Juan El Torta and the end of another year
The end of the year is a time to look back and take stock as we try to glimpse the future through the prism of the past.
The end of the year is a time to look back and take stock as we try to glimpse the future through the prism of the past. In Jerez, it’s impossible not to remember New Year’s Eve 2013 when the popular singer El Torta suddenly passed, just when everyone was gearing up to celebrate: “unpredictable right til the end” said some of his admirers.
Back in 2002 a young flamenco festival in Grenoble, France held the third edition of what was to have been a chain of continuity that, unfortunately, due to logistical problems, never materialized beyond that year.
In that final edition, there was a fabulous line-up that included major artists such as Chaquetón and Fernando Terremoto, and renowned percussionist and dancer, Manolo Soler, all three now gone. A fine selection of emerging young singers, Antonio Reyes, Melchora Ortega and Ezequiel Benítez and the outstanding guitarists Pascual de Lorca, Moraíto, Jeronimo Maya and maestro Paco Cepero among others were also featured. At the first meal we shared, it was a humbling experience to see so many fine flamenco interpreters all in one place at a relatively unknown festival in a city smaller than Jerez.

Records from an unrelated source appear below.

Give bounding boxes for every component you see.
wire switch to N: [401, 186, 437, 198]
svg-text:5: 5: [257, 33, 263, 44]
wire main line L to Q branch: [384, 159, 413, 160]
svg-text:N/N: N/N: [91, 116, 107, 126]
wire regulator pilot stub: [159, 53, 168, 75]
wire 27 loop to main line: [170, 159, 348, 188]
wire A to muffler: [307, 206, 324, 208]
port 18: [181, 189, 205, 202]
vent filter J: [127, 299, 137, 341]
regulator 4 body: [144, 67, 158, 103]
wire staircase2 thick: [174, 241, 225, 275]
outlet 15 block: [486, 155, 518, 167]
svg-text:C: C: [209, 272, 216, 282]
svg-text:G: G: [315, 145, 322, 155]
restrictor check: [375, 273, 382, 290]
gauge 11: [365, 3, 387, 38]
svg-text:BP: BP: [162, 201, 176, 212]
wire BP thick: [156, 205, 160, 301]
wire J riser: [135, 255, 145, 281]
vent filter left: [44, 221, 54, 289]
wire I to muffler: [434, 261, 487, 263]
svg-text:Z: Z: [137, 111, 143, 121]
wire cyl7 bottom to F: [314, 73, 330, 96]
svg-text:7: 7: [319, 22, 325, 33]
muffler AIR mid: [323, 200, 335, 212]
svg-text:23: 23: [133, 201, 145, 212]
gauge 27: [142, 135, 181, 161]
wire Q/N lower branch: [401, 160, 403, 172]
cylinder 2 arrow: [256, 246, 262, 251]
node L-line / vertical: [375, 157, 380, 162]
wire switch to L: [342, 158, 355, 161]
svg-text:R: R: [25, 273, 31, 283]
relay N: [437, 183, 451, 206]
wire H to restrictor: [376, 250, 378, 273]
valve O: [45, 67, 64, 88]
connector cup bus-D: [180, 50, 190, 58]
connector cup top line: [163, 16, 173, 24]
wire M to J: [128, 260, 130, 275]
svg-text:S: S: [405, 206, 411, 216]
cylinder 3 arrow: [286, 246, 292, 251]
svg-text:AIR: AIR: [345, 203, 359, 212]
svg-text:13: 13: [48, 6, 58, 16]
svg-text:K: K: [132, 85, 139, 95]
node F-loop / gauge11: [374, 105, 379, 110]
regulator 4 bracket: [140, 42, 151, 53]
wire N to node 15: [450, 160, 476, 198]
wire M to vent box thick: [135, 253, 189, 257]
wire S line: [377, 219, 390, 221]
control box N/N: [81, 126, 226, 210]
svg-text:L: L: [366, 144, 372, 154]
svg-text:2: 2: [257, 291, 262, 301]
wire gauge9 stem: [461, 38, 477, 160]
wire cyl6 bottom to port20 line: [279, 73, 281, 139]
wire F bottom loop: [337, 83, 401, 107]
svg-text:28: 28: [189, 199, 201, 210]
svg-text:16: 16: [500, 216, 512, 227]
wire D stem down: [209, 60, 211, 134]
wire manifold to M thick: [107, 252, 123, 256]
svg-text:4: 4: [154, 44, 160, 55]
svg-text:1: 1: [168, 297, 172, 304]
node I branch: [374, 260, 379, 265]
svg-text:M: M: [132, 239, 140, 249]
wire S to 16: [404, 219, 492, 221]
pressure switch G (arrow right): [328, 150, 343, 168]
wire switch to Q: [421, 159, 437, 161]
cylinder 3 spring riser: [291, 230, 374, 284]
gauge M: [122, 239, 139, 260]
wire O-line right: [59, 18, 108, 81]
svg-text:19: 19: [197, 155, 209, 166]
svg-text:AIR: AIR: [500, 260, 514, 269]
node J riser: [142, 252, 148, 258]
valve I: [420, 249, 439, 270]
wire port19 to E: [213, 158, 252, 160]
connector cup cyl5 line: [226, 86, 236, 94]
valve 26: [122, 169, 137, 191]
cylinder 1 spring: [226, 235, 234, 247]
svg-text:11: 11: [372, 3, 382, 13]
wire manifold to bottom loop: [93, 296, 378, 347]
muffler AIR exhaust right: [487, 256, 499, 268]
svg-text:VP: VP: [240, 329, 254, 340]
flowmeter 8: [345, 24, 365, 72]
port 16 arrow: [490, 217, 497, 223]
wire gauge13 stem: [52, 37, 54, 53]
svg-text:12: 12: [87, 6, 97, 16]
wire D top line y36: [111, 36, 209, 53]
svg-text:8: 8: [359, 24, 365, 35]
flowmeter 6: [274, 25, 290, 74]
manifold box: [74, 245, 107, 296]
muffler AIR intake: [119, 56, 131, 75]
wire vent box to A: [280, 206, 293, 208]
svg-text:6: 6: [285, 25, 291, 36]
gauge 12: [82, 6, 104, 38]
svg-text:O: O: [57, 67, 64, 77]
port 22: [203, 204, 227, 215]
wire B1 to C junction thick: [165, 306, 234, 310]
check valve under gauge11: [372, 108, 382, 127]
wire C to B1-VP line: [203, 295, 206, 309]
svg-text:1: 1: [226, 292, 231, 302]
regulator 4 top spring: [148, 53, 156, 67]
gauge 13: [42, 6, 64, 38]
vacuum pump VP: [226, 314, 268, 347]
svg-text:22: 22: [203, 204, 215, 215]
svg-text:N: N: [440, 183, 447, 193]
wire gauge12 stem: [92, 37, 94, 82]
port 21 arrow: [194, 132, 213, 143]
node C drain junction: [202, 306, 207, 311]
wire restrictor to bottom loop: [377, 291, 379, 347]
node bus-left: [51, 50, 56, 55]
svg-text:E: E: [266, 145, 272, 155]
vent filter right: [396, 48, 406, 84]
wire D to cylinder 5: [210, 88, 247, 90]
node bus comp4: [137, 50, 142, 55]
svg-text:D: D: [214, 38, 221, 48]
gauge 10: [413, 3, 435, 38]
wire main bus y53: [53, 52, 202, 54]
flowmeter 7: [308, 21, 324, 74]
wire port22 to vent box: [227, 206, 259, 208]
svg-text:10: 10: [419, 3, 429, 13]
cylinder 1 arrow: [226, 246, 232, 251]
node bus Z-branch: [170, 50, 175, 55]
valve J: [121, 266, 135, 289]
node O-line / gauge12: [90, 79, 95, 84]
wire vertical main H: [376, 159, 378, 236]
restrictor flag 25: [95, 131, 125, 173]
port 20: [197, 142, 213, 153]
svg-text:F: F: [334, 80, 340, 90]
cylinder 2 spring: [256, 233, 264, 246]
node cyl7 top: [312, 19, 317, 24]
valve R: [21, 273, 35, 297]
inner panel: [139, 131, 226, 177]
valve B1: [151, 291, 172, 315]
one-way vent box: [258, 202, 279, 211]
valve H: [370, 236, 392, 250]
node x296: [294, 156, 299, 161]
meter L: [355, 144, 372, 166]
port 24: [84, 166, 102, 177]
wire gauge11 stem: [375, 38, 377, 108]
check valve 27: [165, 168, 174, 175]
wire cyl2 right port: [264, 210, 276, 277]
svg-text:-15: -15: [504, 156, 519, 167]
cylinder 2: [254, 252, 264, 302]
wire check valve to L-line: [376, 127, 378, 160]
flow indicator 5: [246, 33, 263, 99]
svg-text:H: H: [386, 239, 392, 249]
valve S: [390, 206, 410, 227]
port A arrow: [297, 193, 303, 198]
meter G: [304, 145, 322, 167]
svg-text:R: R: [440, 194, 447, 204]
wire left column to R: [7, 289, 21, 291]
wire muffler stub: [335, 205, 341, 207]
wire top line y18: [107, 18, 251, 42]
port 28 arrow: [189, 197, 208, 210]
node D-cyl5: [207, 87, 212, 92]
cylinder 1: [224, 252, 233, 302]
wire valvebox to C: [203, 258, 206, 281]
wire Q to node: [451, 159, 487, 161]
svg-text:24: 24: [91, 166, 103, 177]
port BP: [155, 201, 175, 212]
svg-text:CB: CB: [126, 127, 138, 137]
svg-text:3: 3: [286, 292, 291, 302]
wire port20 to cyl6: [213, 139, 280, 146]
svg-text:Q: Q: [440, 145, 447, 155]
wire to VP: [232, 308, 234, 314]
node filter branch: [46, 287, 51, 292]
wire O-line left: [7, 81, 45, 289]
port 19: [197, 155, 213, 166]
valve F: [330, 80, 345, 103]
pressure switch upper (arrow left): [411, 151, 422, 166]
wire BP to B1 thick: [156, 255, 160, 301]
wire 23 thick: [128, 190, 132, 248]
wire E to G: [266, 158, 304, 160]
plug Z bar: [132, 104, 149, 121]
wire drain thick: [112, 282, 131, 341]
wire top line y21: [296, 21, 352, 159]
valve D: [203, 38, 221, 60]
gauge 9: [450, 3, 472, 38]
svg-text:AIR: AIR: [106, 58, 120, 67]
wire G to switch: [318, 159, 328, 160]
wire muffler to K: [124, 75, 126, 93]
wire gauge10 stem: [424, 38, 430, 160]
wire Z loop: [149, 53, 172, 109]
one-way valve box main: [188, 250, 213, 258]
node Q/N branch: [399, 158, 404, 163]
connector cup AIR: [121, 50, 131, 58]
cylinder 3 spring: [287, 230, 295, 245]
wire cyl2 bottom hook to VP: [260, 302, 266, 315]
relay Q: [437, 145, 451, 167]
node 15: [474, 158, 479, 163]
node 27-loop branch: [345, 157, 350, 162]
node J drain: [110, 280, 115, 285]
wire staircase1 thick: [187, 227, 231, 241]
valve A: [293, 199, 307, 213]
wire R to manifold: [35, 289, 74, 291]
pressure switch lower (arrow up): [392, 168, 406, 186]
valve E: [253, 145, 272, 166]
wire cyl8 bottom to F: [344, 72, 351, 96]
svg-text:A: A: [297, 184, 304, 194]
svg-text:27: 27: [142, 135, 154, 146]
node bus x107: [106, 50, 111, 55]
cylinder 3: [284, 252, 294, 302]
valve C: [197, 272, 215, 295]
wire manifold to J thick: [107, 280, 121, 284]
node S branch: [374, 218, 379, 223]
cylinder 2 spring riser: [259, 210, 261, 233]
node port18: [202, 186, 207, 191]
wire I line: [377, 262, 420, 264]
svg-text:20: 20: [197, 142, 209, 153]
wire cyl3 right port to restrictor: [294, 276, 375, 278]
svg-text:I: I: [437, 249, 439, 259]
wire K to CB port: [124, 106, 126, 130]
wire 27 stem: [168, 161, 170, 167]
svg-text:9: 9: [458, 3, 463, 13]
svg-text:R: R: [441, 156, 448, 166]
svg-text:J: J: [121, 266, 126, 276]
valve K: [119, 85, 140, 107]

But the biggest surprise was to find Juan Moneo Lara “El Torta” heading the bill. Cult figure in Jerez and elsewhere, irregular but with fine moments, quixotic and unpredictable, yet with an affectionately quirky personality. He too left us prematurely exactly five years ago, on New Year’s Eve, 2013. In Grenoble I managed to do an informal interview as we had dinner one evening at a long communal table where red wine and conversation flowed copiously. Due to background noise it wasn’t the ideal place to register Torta’s declarations, although he appeared at ease and sincere, clearly anxious to get his ideas across.
Born in Jerez de la Frontera in 1952, this singer from the venerable family of the Moneos, winner of the soleares prize at the 1972 Mairena singing contest, had recently overcome personal problems to reappear as one of the great interpreters of traditional flamenco.
I asked if he had learned strictly by oral transmission, and he explained he listened to some recordings, “very few”, but had recently made the decision to knuckle down and seriously study legendary singers such as Mojama, Manuel Torre, Talega, Terremoto, el Chocolate, Agujetas, Manolito de María, Tomás Pavón and La Niña de los Peines. He also explained that some of the verses he sang were his own based on his own life, while others were from “friends”.
When asked if it was true that Camarón was reluctant to sing in his presence, he laughed and explained it was true, “but not out of fear, because Camarón was a genius, a living legend”. Even so, the two were close friends and would go to hear each other sing whenever possible. In private, El Torta would ask Camarón to sing, but the cantaor preferred to play guitar for his friend from the Plazuela.
Regarding flamenco in Jerez, he was quick to point out that his hometown has a special something, a duendedifferent from other places, but graciously allowed that “we’re all human beings with feelings, and very very good singing can come from any place in the world”.
He expressed his concern for what he saw as a waning interest in classic flamenco singing, while superficial derivatives were taking its place. He used words like “prostitution” and “corruption” to describe the degenerative process, while acknowledging that flamenco could have credible continuity, albeit for a minority, as a “cherished relic that would remain under lock and key, a treasured artistic heritage”.
Those words of Torta’s seem like an appropriate way to end the year and wish all our readers a prosperous 2019 full of flamenco.